Seabrides, like most complex life on their homeworld, have only one sex. Schools of seabrides reproduce all at once every three months, with approximately half of the school laying eggs on tube trees, and the other half fertilizing them. The roles switch during the next reproductive cycle. Reproducing with seabrides from other schools is seen as taboo, sometimes leading to mass mutations that can either exterminate entire schools or give them an advantage over other schools. The concept of parental or romantic love is lost on the seabrides, which reproduce en-masse and don’t particularly care about their individual young or whose eggs are fertilized by who. There have been cases of seabrides who, exiled from their schools, reproduced by themselves and created their own schools. This, however, is looked down upon by the communal seabrides and accusing a school of being “unioriginal” has led to genocidal wars many times in seabride history. As an entire species of homosexual cannibals that regularly commit incest, relations between the Coalition and seabrides were strained when theocratic elements in the Coalition became more powerful. Calls for extermination were made on a regular basis, and these were opposed by the military, which relies on seabride tacticians in space combat.

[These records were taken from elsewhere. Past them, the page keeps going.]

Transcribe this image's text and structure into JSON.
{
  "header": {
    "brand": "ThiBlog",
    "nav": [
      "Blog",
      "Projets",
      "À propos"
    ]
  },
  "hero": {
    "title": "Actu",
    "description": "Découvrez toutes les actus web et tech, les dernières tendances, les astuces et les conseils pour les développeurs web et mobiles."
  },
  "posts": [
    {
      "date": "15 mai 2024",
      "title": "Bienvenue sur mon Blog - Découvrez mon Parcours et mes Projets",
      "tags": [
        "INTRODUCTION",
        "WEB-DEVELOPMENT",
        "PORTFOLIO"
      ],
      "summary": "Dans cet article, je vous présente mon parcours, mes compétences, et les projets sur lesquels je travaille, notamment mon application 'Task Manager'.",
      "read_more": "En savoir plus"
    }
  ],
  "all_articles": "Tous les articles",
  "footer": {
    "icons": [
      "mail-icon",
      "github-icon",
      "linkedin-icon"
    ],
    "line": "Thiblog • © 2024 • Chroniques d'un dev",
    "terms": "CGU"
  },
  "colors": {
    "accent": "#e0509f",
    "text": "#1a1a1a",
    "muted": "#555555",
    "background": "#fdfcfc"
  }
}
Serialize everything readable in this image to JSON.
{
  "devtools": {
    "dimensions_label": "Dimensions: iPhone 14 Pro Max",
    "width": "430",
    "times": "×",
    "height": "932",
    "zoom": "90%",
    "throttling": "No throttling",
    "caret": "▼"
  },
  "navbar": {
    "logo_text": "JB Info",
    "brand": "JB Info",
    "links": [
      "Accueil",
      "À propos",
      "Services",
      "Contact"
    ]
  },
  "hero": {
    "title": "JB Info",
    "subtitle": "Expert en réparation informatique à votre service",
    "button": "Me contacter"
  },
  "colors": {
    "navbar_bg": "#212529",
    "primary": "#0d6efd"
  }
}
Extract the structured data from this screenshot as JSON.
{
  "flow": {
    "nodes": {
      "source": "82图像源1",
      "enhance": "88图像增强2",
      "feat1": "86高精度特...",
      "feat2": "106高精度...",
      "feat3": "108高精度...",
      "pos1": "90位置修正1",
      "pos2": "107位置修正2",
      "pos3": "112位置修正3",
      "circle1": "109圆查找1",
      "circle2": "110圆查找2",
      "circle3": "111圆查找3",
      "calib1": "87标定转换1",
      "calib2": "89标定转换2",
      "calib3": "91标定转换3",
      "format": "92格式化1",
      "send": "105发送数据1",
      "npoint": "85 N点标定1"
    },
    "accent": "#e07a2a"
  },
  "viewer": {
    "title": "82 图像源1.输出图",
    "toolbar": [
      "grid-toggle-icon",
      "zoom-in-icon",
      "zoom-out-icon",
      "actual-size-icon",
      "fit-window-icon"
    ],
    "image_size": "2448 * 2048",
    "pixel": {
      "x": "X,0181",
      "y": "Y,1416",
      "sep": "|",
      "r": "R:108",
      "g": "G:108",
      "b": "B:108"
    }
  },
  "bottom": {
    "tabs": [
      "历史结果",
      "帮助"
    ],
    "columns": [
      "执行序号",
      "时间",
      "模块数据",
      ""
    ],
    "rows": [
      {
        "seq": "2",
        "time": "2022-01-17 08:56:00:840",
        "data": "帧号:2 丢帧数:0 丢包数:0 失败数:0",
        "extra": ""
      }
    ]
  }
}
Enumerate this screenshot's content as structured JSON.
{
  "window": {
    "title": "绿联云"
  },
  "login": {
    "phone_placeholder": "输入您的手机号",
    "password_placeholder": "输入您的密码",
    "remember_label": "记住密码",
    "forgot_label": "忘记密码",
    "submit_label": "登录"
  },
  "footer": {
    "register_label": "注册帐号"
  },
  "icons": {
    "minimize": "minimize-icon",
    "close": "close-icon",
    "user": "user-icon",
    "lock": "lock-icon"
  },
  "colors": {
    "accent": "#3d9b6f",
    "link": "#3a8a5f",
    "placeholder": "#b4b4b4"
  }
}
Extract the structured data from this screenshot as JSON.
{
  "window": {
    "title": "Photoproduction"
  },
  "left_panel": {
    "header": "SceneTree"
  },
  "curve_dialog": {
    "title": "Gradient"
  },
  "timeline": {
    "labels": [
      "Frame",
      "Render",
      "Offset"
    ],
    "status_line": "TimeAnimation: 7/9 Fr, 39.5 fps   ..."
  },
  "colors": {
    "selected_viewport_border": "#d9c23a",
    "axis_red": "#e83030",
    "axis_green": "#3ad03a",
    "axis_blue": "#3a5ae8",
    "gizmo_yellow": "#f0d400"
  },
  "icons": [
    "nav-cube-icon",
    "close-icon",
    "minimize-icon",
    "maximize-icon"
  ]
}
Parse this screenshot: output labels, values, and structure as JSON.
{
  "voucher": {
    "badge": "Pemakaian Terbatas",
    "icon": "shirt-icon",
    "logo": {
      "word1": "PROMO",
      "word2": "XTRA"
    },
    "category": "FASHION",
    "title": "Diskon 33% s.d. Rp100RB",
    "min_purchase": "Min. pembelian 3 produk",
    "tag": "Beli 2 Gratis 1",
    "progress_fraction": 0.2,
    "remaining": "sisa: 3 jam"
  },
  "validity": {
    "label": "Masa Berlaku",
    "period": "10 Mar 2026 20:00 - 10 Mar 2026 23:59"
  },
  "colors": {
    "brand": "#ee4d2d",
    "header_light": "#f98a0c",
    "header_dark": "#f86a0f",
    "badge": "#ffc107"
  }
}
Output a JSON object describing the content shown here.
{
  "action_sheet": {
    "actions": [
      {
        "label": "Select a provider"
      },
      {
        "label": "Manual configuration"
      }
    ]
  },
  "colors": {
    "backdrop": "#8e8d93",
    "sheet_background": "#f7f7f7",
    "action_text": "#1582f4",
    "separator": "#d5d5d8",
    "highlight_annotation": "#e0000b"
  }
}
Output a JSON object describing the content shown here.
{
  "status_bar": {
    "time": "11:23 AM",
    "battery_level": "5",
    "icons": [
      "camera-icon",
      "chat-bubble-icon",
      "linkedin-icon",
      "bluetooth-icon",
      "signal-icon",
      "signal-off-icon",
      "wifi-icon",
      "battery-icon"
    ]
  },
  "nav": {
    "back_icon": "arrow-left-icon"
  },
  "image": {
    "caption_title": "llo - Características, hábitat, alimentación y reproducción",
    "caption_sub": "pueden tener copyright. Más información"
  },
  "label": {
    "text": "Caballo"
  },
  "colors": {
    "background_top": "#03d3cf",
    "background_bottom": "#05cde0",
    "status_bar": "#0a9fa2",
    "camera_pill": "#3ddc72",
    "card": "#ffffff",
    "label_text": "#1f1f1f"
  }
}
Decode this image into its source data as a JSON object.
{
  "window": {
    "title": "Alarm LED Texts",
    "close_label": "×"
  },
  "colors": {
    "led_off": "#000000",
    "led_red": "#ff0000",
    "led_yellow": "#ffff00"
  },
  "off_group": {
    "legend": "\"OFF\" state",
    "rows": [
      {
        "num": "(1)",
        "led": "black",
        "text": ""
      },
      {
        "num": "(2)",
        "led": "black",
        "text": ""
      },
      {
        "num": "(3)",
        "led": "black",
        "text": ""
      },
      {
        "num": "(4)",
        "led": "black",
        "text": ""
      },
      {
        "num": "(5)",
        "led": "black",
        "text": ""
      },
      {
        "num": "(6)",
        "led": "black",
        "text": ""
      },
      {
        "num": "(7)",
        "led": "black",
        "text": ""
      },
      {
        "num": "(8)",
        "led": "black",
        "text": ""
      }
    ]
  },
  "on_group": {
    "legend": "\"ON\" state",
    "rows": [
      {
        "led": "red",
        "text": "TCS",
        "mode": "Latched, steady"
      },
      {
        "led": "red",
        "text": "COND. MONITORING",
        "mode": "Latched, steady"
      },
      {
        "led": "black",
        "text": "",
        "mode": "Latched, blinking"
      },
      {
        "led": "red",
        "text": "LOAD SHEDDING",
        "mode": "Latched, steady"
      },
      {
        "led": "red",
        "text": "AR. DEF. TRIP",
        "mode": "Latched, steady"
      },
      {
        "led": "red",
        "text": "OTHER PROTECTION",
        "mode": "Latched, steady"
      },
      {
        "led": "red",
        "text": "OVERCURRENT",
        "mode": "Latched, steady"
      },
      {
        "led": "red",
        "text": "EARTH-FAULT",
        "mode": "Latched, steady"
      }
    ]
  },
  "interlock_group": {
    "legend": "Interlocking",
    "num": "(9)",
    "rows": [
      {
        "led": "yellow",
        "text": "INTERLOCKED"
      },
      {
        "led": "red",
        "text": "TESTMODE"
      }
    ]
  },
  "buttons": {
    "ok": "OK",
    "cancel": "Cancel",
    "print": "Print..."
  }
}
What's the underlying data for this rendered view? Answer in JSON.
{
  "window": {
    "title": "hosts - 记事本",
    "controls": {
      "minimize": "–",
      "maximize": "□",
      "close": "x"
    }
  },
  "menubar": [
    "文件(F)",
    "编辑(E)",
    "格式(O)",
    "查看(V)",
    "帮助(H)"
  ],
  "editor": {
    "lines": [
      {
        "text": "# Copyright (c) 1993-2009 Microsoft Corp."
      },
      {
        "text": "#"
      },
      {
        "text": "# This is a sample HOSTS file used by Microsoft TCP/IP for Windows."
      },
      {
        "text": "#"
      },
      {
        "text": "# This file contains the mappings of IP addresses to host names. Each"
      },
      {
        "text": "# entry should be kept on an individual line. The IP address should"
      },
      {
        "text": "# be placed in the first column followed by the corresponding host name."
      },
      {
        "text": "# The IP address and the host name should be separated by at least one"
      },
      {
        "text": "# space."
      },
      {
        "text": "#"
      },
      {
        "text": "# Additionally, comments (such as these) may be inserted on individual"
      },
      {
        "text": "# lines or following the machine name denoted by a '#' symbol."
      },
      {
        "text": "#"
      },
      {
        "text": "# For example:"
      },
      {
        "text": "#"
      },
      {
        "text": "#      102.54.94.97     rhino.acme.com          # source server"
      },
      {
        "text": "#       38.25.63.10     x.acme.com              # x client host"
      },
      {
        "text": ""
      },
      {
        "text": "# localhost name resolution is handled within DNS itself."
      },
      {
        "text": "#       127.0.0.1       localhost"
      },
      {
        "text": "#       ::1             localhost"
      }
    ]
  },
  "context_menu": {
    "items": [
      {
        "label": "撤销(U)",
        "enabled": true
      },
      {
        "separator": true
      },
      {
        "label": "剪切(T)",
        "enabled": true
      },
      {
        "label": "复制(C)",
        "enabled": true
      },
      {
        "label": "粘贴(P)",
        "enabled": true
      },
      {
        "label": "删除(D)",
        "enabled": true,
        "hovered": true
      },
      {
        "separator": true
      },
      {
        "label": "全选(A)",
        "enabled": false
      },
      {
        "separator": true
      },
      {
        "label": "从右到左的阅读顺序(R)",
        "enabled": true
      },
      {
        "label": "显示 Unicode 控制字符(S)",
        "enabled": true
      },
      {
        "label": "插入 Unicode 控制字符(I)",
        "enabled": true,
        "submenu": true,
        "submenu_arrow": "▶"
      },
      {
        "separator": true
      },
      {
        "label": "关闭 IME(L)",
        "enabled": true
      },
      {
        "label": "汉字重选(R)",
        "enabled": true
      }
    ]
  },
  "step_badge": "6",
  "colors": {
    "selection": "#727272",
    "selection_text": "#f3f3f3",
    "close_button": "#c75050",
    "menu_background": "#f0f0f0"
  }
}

Although important, helpful and loyal, the xenophobia inherent in the Coalition system prevents most Coalitionists from fully respecting the seabrides as equals. Although species-motivated abuse is usually reserved for the despised cerafi or gusanos, Coalitionists tend to be patronizing toward seabrides, but due to differences in psychology and the “neutralizing” effects of translation devices the seabrides are not privy to this. Killing, stealing or physically abusing a seabride is illegal, but not to the same degree as doing the same to a human. Eating or raping seabrides is unheard of because of incompatible biology, but lawmakers still made both activities illegal in case of future cases. For their service to the Coalition, seabride colonies have been founded on Europa in Sol, but given the Coalition’s needs and loose pollution laws seabrides are not allowed to establish colonies in the oceans of human-occupied worlds. Because of old superstitions about the “Great Ceiling” and everything above it, these seabride colonists tend to be rebellious individuals who want to emulate humanity and reject old seabride culture.